Succede di solito lontano dai grandi teatri e dalle principali direttrici culturali del Paese; le periferie (geografiche, economiche, sociali, culturali), i limen sono generalmente il terreno più fertile perché l’ascolto, che è la condizione principale del farsi coro, abbia il tempo di germogliare.
In una di queste periferie, a Manfredonia, in provincia di Foggia, è in corso in questi giorni l’allestimento corale di Pace, la commedia scritta da un giovane Aristofane oltre 2400 anni fa, le cui parole vibrano nel nostro presente con una forza inaudita.

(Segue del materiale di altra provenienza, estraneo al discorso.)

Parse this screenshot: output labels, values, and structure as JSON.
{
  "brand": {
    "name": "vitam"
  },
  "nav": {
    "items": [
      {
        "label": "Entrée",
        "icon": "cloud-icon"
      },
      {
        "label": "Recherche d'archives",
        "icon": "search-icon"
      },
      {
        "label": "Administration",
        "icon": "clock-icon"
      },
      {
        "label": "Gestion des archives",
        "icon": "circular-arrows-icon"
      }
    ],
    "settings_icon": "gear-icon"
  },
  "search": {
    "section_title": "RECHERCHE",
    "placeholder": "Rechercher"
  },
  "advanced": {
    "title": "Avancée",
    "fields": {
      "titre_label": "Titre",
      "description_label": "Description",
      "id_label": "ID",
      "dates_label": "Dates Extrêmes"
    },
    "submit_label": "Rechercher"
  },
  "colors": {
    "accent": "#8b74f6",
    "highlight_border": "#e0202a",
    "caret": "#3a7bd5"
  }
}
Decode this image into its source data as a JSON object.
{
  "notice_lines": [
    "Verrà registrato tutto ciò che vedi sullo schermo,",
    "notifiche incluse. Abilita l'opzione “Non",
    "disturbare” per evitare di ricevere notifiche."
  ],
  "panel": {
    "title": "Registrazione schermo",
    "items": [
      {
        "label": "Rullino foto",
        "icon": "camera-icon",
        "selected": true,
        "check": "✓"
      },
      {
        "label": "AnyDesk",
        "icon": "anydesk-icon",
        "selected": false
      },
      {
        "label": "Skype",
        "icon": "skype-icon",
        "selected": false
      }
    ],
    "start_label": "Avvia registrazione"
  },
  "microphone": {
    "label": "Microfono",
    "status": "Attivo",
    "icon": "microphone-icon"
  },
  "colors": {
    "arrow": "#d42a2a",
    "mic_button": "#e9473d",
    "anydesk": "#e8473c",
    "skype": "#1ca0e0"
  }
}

Prende il nome di produzione di comunità e si tratta di un processo artistico che vede oltre 150 adolescenti e 30 bambini lavorare alla creazione di uno spettacolo, assieme ad attori e musicisti professionisti, che andrà in scena il 20 e il 21 aprile 2024 al Teatro Comunale “Lucio Dalla” di Manfredonia.
Un progetto di partecipazione artistica che si fonda sull’antico coro greco, presente tanto nelle tragedie che nelle commedie; ovvero un gruppo di cittadini (magari contadini, o donne, o saggi, addirittura uccelli, o rane) che prende parola collettiva in scena, anche attraverso il canto e la danza. Una parola collettiva che viene restituita al pubblico, ovvero ad altri cittadini che sono testimoni di un accadimento: un rispecchiamento tra palco e platea, un teatro che si fa agorà, pubblica piazza in cui vengono poste le questioni che stanno a cuore alla comunità.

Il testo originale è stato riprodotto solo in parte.